Il prete va veloce, pure lui. Quando c’è da scambiarsi il segno della pace, raggiunge a uno a uno i presenti e gli dà la mano. All’uscita fa lo stesso, salutando fedeli con un sorridente “Bye”. Stamattina a Londra pochi hanno voglia di sorridere. Tv e giornali parlano di un caso di razzismo arrivato a una sentenza parziale di tribunale dopo 18 anni di polemiche e indagini lente. Un ragazzo nero fu ucciso alla fermata dei bus e ancora la sua famiglia chiede giustizia. Quando si ha a che fare con la violenza, tutto il mondo è paese, purtroppo.
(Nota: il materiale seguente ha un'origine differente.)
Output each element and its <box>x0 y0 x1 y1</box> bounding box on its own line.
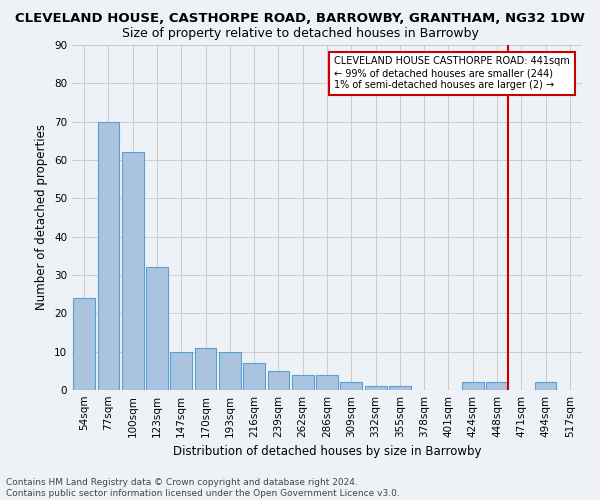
Bar <box>462 382 484 390</box>
Text: CLEVELAND HOUSE CASTHORPE ROAD: 441sqm
← 99% of detached houses are smaller (244: CLEVELAND HOUSE CASTHORPE ROAD: 441sqm ←… <box>334 56 570 90</box>
Y-axis label: Number of detached properties: Number of detached properties <box>35 124 49 310</box>
Bar <box>170 352 192 390</box>
Bar <box>365 386 386 390</box>
Text: Contains HM Land Registry data © Crown copyright and database right 2024.
Contai: Contains HM Land Registry data © Crown c… <box>6 478 400 498</box>
Text: Size of property relative to detached houses in Barrowby: Size of property relative to detached ho… <box>122 28 478 40</box>
Bar <box>340 382 362 390</box>
Bar <box>316 374 338 390</box>
Bar <box>122 152 143 390</box>
Bar <box>486 382 508 390</box>
X-axis label: Distribution of detached houses by size in Barrowby: Distribution of detached houses by size … <box>173 446 481 458</box>
Bar <box>97 122 119 390</box>
Text: CLEVELAND HOUSE, CASTHORPE ROAD, BARROWBY, GRANTHAM, NG32 1DW: CLEVELAND HOUSE, CASTHORPE ROAD, BARROWB… <box>15 12 585 26</box>
Bar <box>389 386 411 390</box>
Bar <box>268 371 289 390</box>
Bar <box>243 363 265 390</box>
Bar <box>146 268 168 390</box>
Bar <box>535 382 556 390</box>
Bar <box>292 374 314 390</box>
Bar <box>194 348 217 390</box>
Bar <box>73 298 95 390</box>
Bar <box>219 352 241 390</box>
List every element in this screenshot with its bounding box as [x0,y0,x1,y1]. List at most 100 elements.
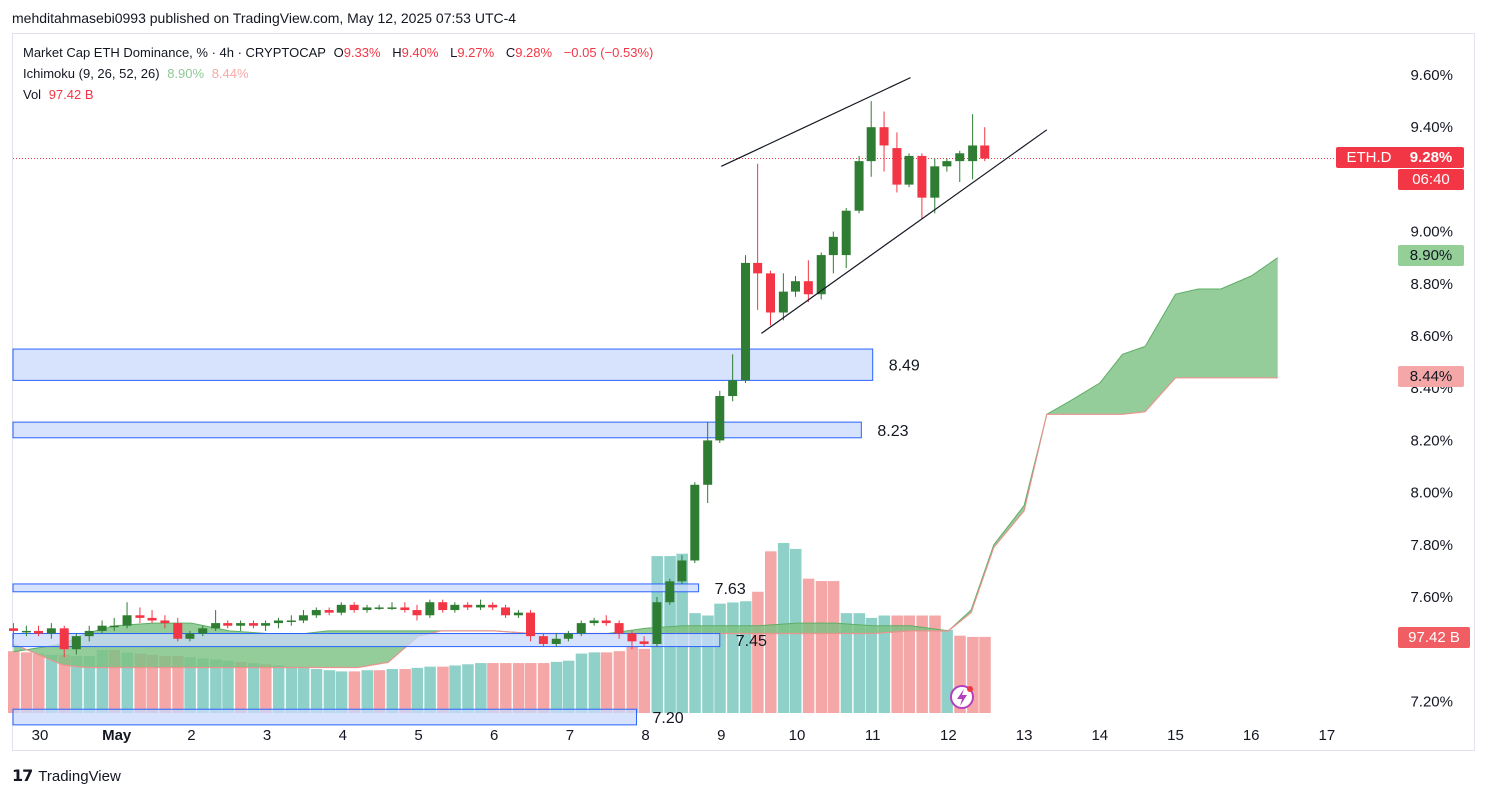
x-axis: 30 May 2 3 4 5 6 7 8 9 10 11 12 13 14 15 16 17 [32,727,1336,744]
x-tick-label: 10 [789,727,806,744]
candle-body [450,604,460,611]
volume-bar [702,615,714,713]
candle-body [336,604,346,613]
candle-body [9,628,19,631]
legend-close-label: C [505,45,516,60]
volume-bar [45,654,58,713]
symbol-price-tag: ETH.D [1336,147,1402,168]
zone-label: 8.49 [889,358,920,375]
volume-bar [752,591,764,713]
candle-body [816,255,826,295]
candle-body [97,625,107,631]
candle-body [84,630,94,637]
candle-body [778,291,788,313]
zone-box [12,633,721,648]
volume-bar [411,667,423,713]
volume-bar [247,663,260,713]
volume-bar [83,655,96,713]
candle-body [59,628,69,650]
volume-bar [260,664,272,713]
volume-bar [449,665,461,713]
x-tick-label: 15 [1167,727,1184,744]
candle-body [185,633,195,639]
candle-body [639,641,649,644]
candle-body [677,560,687,582]
x-tick-label: 16 [1243,727,1260,744]
candle-body [904,155,914,185]
trendline [721,77,911,167]
legend-open: 9.33% [343,45,381,60]
last-price-tag: 9.28% [1398,147,1464,168]
candle-body [488,604,498,608]
candle-body [854,161,864,211]
volume-bar [348,671,361,713]
candle-body [71,636,81,650]
y-tick-label: 7.80% [1410,537,1453,554]
volume-bar [941,629,953,713]
volume-bar [323,670,336,713]
y-tick-label: 7.60% [1410,589,1453,606]
x-tick-label: 17 [1319,727,1336,744]
candle-body [526,612,536,637]
volume-bar [500,663,512,713]
y-tick-label: 8.80% [1410,276,1453,293]
volume-bar [235,661,247,713]
candle-body [236,623,246,626]
x-tick-label: 9 [717,727,725,744]
span-b-tag: 8.44% [1398,366,1464,387]
legend-high-label: H [392,45,402,60]
legend-low: 9.27% [457,45,495,60]
x-tick-label: 6 [490,727,498,744]
volume-bar [802,578,815,713]
candle-body [601,620,611,624]
volume-tag: 97.42 B [1398,627,1470,648]
volume-bar [32,653,45,713]
volume-bar [285,666,298,713]
zone-box [12,421,862,439]
candle-body [589,620,599,624]
volume-bar [399,669,411,713]
candle-body [942,161,952,167]
candle-body [955,153,965,162]
candle-body [223,623,233,626]
volume-bar [58,654,71,713]
x-tick-label: 30 [32,727,49,744]
zone-box [12,348,874,381]
legend-open-label: O [333,45,344,60]
span-a-tag: 8.90% [1398,245,1464,266]
footer-brand: 𝟭𝟳 TradingView [12,766,121,786]
volume-bar [512,663,525,713]
candle-body [286,620,296,622]
volume-bars [8,543,991,713]
volume-bar [740,601,752,713]
candle-body [703,440,713,485]
volume-bar [361,670,374,713]
candle-body [551,638,561,644]
chart-frame [12,33,1475,751]
footer-brand-text: TradingView [38,767,121,785]
candle-body [261,623,271,626]
volume-label[interactable]: Vol [23,87,42,102]
legend-symbol[interactable]: Market Cap ETH Dominance, % · 4h · CRYPT… [23,45,326,60]
candle-body [841,210,851,256]
y-tick-label: 8.60% [1410,328,1453,345]
volume-bar [967,636,979,713]
x-tick-label: 3 [263,727,271,744]
volume-bar [134,653,146,713]
candle-body [766,273,776,313]
candle-body [311,610,321,616]
x-tick-label: 8 [641,727,649,744]
ichimoku-label[interactable]: Ichimoku (9, 26, 52, 26) [23,66,160,81]
volume-bar [865,617,878,713]
candle-body [917,155,927,198]
volume-bar [600,652,613,713]
volume-bar [424,666,436,713]
volume-bar [626,646,638,713]
candle-body [211,623,221,629]
candle-body [412,610,422,616]
x-tick-label: 2 [187,727,195,744]
candle-body [753,262,763,274]
volume-bar [525,663,537,713]
candle-body [198,628,208,634]
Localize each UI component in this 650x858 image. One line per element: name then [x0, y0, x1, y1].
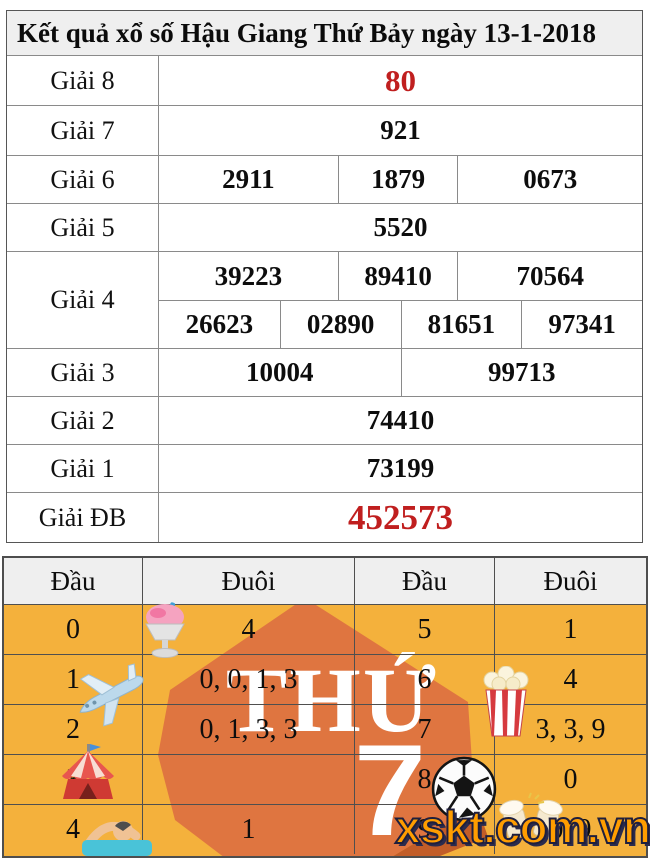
column-header: Đầu	[354, 558, 494, 604]
prize-row-g1: Giải 1 73199	[7, 444, 642, 492]
prize-label: Giải 5	[7, 204, 159, 251]
head-value: 8	[354, 755, 494, 804]
popcorn-icon	[483, 666, 529, 737]
tail-values: 0, 1, 3, 3	[142, 705, 354, 754]
prize-value: 1879	[337, 156, 458, 203]
prize-row-g6: Giải 6 2911 1879 0673	[7, 155, 642, 203]
prize-value: 99713	[400, 349, 643, 396]
beer-mugs-icon	[499, 792, 563, 839]
soccer-ball-icon	[431, 756, 497, 822]
prize-value: 5520	[373, 212, 428, 242]
prize-value: 70564	[457, 252, 642, 300]
prize-value: 2911	[222, 164, 275, 194]
head-tail-header: Đầu Đuôi Đầu Đuôi	[4, 558, 646, 604]
page-title: Kết quả xổ số Hậu Giang Thứ Bảy ngày 13-…	[7, 11, 642, 55]
prize-label: Giải 8	[7, 56, 159, 105]
prize-row-g7: Giải 7 921	[7, 105, 642, 155]
table-row: 2 0, 1, 3, 3 7 3, 3, 9	[4, 704, 646, 754]
head-value: 5	[354, 605, 494, 654]
prize-label: Giải 6	[7, 156, 159, 203]
badge-number: 7	[354, 717, 426, 858]
table-row: 0 4 5 1	[4, 604, 646, 654]
prize-row-db: Giải ĐB 452573	[7, 492, 642, 542]
prize-value: 02890	[279, 301, 401, 348]
head-value: 1	[66, 663, 80, 695]
head-value: 2	[66, 713, 80, 745]
prize-row-g8: Giải 8 80	[7, 55, 642, 105]
prize-value: 74410	[366, 405, 435, 435]
prize-label: Giải 4	[7, 252, 159, 348]
prize-row-g3: Giải 3 10004 99713	[7, 348, 642, 396]
title-row: Kết quả xổ số Hậu Giang Thứ Bảy ngày 13-…	[7, 11, 642, 55]
tail-values: 0, 0, 1, 3	[142, 655, 354, 704]
circus-tent-icon	[62, 744, 114, 799]
swimmer-icon	[82, 821, 152, 856]
tail-values: 1	[494, 605, 646, 654]
prize-label: Giải 1	[7, 445, 159, 492]
prize-row-g5: Giải 5 5520	[7, 203, 642, 251]
column-header: Đuôi	[142, 558, 354, 604]
prize-value: 89410	[337, 252, 458, 300]
prize-label: Giải 3	[7, 349, 159, 396]
head-tail-table: Đầu Đuôi Đầu Đuôi 0 4 5 1 1 0, 0, 1, 3 6…	[2, 556, 648, 858]
prize-label: Giải ĐB	[7, 493, 159, 542]
prize-value: 73199	[366, 453, 435, 483]
head-value: 0	[66, 613, 80, 645]
head-value: 6	[354, 655, 494, 704]
shaved-ice-icon	[145, 602, 185, 658]
badge-word: THỨ	[226, 649, 438, 751]
prize-value: 97341	[521, 301, 642, 348]
head-value: 4	[66, 813, 80, 845]
xskt-watermark: xskt.com.vn	[394, 800, 650, 854]
prize-value: 80	[385, 62, 416, 98]
tail-values	[142, 755, 354, 804]
airplane-icon	[79, 663, 144, 727]
prize-value: 26623	[185, 309, 254, 339]
prize-value: 452573	[348, 497, 453, 537]
prize-label: Giải 2	[7, 397, 159, 444]
tail-values: 4	[142, 605, 354, 654]
tail-values: 1	[142, 805, 354, 854]
column-header: Đầu	[50, 565, 96, 596]
prize-label: Giải 7	[7, 106, 159, 155]
prize-row-g2: Giải 2 74410	[7, 396, 642, 444]
prize-value: 81651	[400, 301, 522, 348]
prize-value: 10004	[246, 357, 314, 387]
head-value: 7	[354, 705, 494, 754]
prize-row-g4: Giải 4 39223 89410 70564 26623 02890 816…	[7, 251, 642, 348]
prize-value: 0673	[457, 156, 642, 203]
column-header: Đuôi	[494, 558, 646, 604]
head-value: 9	[354, 805, 494, 854]
prize-value: 921	[380, 115, 421, 145]
prize-value: 39223	[214, 260, 283, 291]
prize-table: Kết quả xổ số Hậu Giang Thứ Bảy ngày 13-…	[6, 10, 643, 543]
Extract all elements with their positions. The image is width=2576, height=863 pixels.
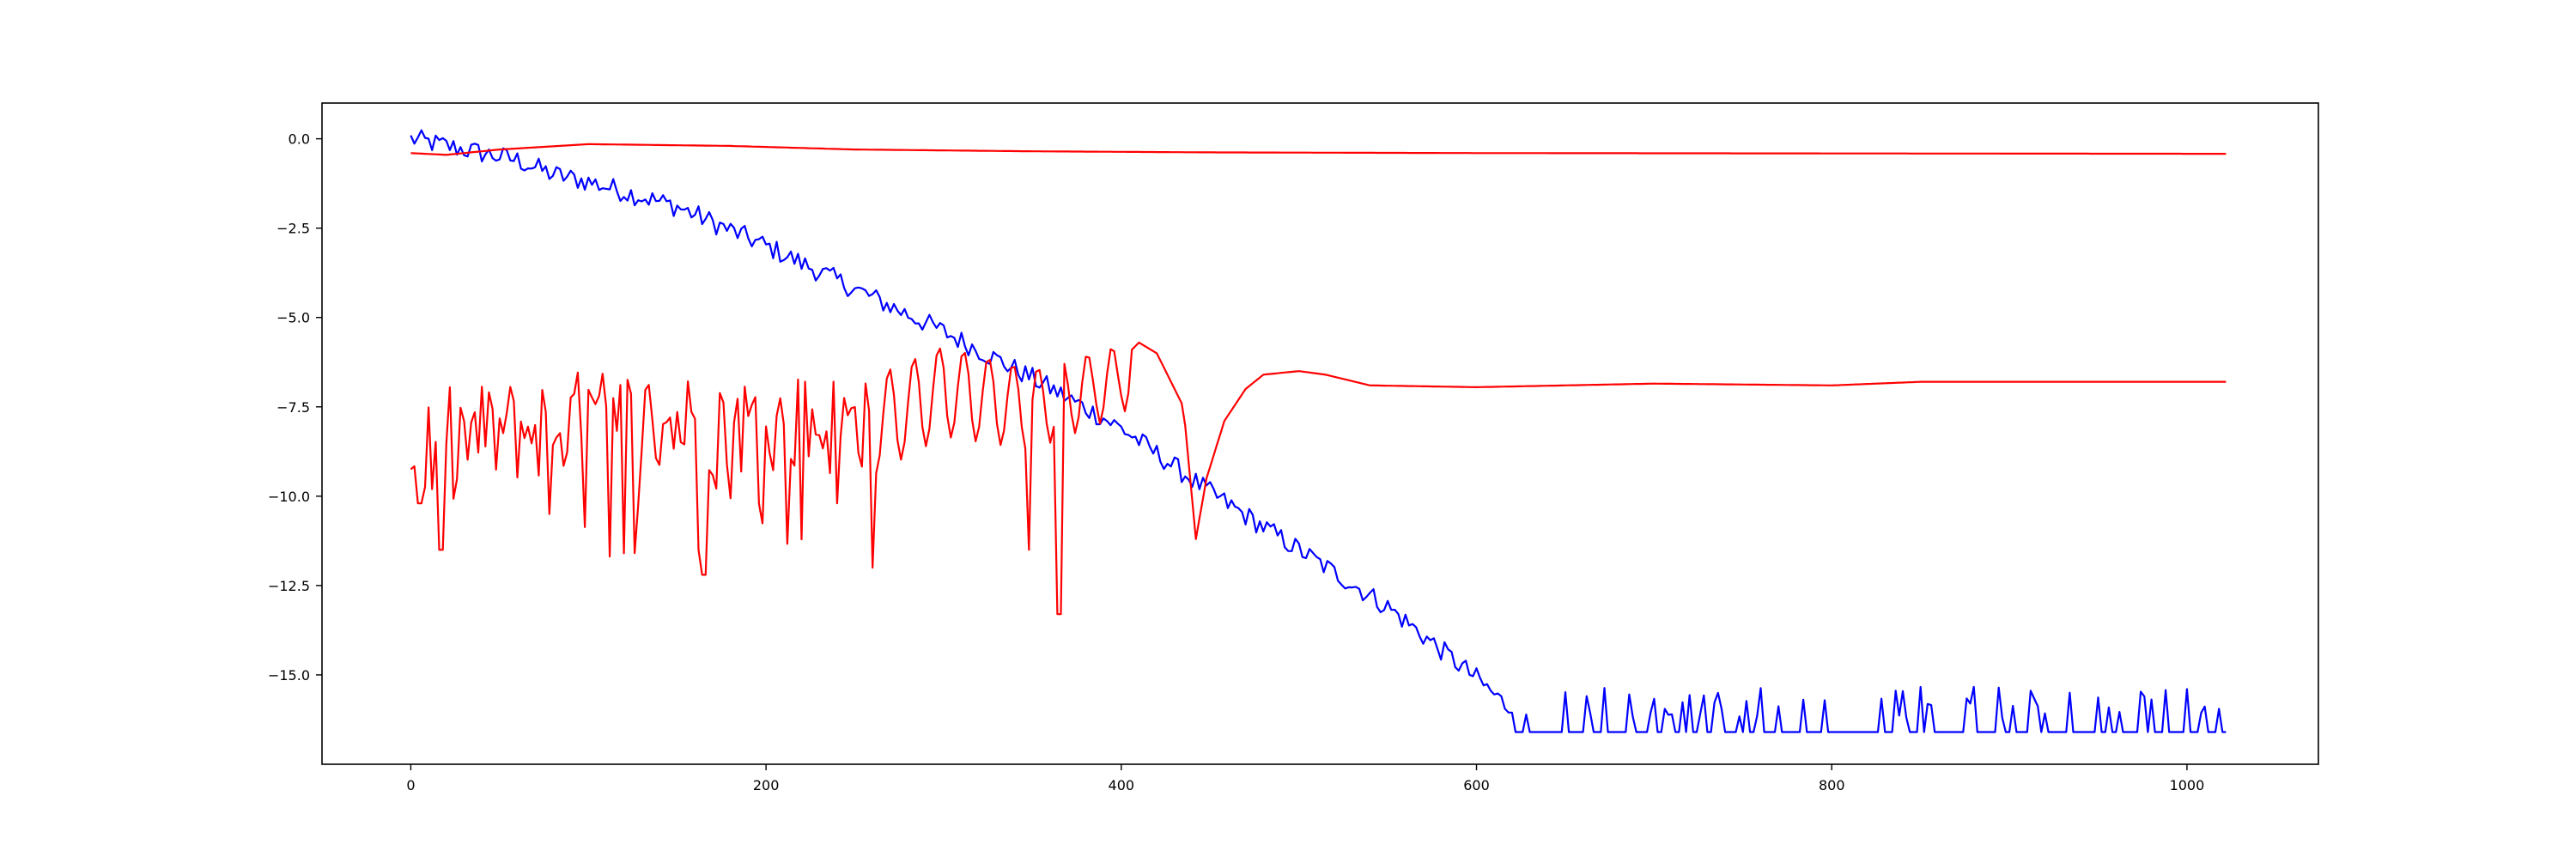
y-tick-label: −10.0 xyxy=(268,489,310,505)
x-tick-label: 600 xyxy=(1463,777,1490,793)
y-tick-label: −2.5 xyxy=(276,221,310,237)
y-tick-label: −7.5 xyxy=(276,399,310,416)
series-line-1 xyxy=(410,129,2227,733)
x-tick-label: 0 xyxy=(406,777,415,793)
y-tick-label: −15.0 xyxy=(268,667,310,684)
series-line-2 xyxy=(410,143,2227,156)
x-tick-label: 800 xyxy=(1819,777,1845,793)
x-axis: 0 200 400 600 800 1000 xyxy=(406,764,2204,793)
series-line-3 xyxy=(410,341,2227,616)
y-tick-label: 0.0 xyxy=(289,131,310,148)
y-axis: 0.0 −2.5 −5.0 −7.5 −10.0 −12.5 −15.0 xyxy=(268,131,322,684)
y-tick-label: −12.5 xyxy=(268,578,310,594)
x-tick-label: 1000 xyxy=(2170,777,2205,793)
x-tick-label: 200 xyxy=(753,777,780,793)
plot-frame xyxy=(321,102,2319,765)
series-layer xyxy=(410,129,2227,733)
y-tick-label: −5.0 xyxy=(276,310,310,326)
x-tick-label: 400 xyxy=(1109,777,1135,793)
Meglio non pensarci: via in un pub della “Taylor Walker” per l’ultimo lunch londinese: e stavolta ci piazziamo anche una rossa Guinness.

Il pomeriggio ci riporta verso Piccadilly Circus. Stavolta si confida in una passeggiata senza la pioggia di qualche ora fa. Ci sono delle nuvole che comunque minacciano il peggio ma non succede nulla di clamoroso. Capatina fugace da “Cool Britannia” per qualche souvenir di fine viaggio e poi l’illuminazione del gran finale: serata conclusiva al teatro. La scelta cade sulla storia dei primi Beatles raccontata in un musical di successo qui a Londra, “Backbeat”. L’appuntamento è alle 19 nel “Duke Of York’s Theatre” e che mi frega se non capisco un’acca di inglese, la musica e la magia del teatro faranno la loro parte nel farmi lo stesso sognare e divertire. Mancano due ore però… caffè bollente e ancora in giro per vetrine, qui funziona così il tempo libero dei turisti.

Una pizza che pare impastata con la plastica della faccia di Barbie e siamo in teatro. Lo spettacolo è entusiasmante: la prima epopea artistica e umana dei Beatles viene raccontata con un sapiente mix di recitazione, musica dal vivo ed espedienti tecnici che rapiscono la platea. Io non capisco una sola parola ma quando parte la chitarra di Lennon… beh, ci casco dentro come qualsiasi malato del vecchio Rock che fu.

La vacanza è finita. The Tube ci riporta in hotel e si prenota il taxi per l’alba in arrivo. Alle 7,35 si vola verso Lamezia. Ciao o addio Londra, chi può mai dirlo stanotte? Ne è valsa la pena. E mi tuffo sotto la doccia per non farmi fregare da quella bastarda della malinconia che ti prende ogni volta che devi rifare la valigia.